"I don't say it, but you may see it," said Dick.

"What wonderful progress you have made!"

"I should say that I have," returned Dick, with a mighty self-satisfied air, as he looked around his parlour, already quite gay with the Robinson Crusoe pattern. "I've done more, too, than you can see," he added, striking his hand on the ladder of Spelling, which he had placed by the wall; "I've learned every sentence in this ladder as perfectly as any man can learn them, and can now climb to the very top with the greatest safety and ease."

Matty and Lubin looked on their clever brother with eyes in which admiration seemed mixed with a little envy.

"But how could you paper the room without paste?" exclaimed Nelly; "I had charge of the whole supply."

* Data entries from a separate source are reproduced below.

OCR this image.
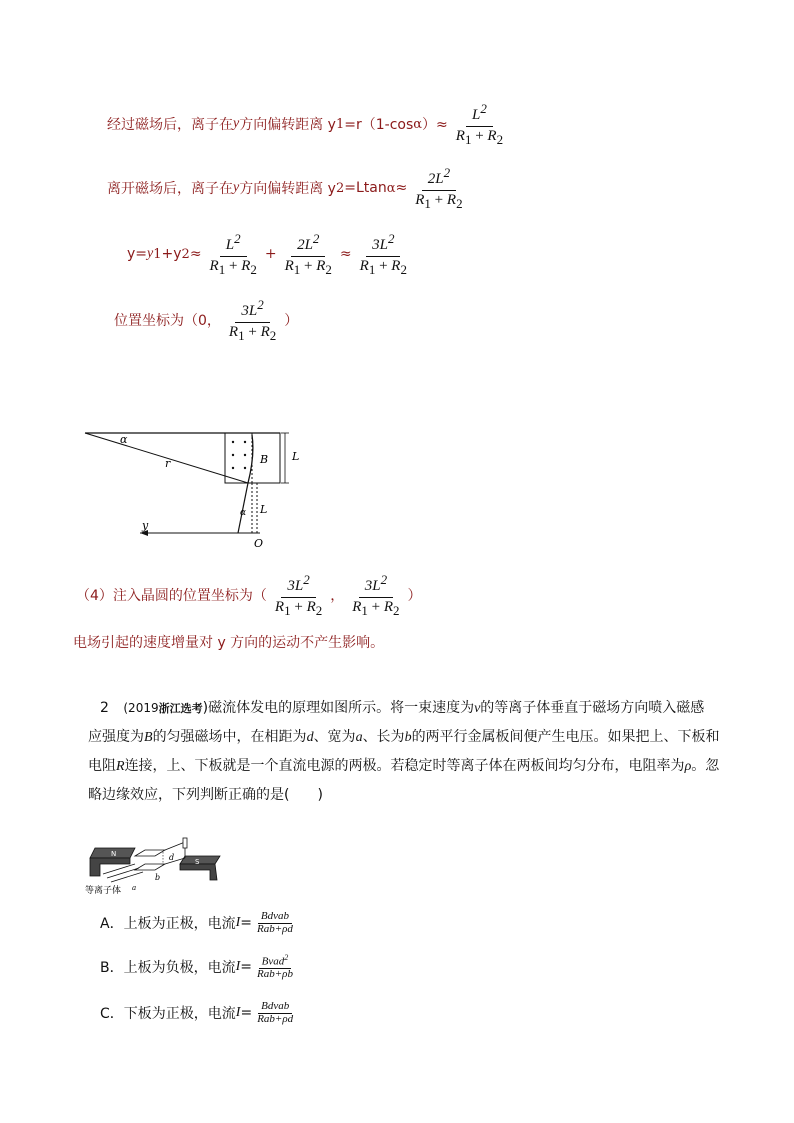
经过磁场后，离子在 y 方向偏转距离 y 1 =r（1-cos α ）≈ $\frac{L^2}{R_1 + R_2}$
离开磁场后，离子在 y 方向偏转距离 y 2 =Ltan $\alpha \approx \frac{2L^2}{R_1 + R_2}$
y= y 1 +y $2 \approx \frac{L^2}{R_1 + R_2} + \frac{2L^2}{R_1 + R_2} \approx \frac{3L^2}{R_1 + R_2}$
位置坐标为（0， $\frac{3L^2}{R_1 + R_2}$ ）
α
r	B L
L
α
y
O
（4）注入晶圆的位置坐标为（ $\frac{3L^2}{R_1 + R_2}$ ， $\frac{3L^2}{R_1 + R_2}$ ）
电场引起的速度增量对 y 方向的运动不产生影响。
2 (2019浙江选考)磁流体发电的原理如图所示。将一束速度为v的等离子体垂直于磁场方向喷入磁感
应强度为B的匀强磁场中，在相距为d、宽为a、长为b的两平行金属板间便产生电压。如果把上、下板和
电阻R连接，上、下板就是一个直流电源的两极。若稳定时等离子体在两板间均匀分布，电阻率为ρ。忽
略边缘效应，下列判断正确的是(　　)
N
S
d
b
a
等离子体
A．上板为正极，电流 $I = \frac{\text{Bdvab}}{\text{Rab+ρd}}$
B．上板为负极，电流 $I = \frac{Bvad^2}{\text{Rab+ρb}}$
C．下板为正极，电流 $I = \frac{\text{Bdvab}}{\text{Rab+ρd}}$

"My dear simple sister," replied Dick, "you don't suppose that all the paste in the world is held in your can, or that no other kind is to be had. I took a stroll yesterday evening with my acquaintance, young Pride, and he told me of a first-rate paste called Emulation, showed me where to get it, and helped me to lay in a capital store. You've no notion how pleasantly it made me get on with my work. I believe I shall paper all my four rooms before you have finished a single one of yours."

"Oh, let me have some of your paste!" cried Matty.

"Have it and welcome," said Dick; "it's cheap, and there's plenty for all. I don't know what is making our little Nelly look so serious and grave."

"Oh, Dick," said the child, in a hesitating tone, "did not dear mother warn us to have nothing to do with Pride?"

"He's a jolly good fellow!" cried Dick.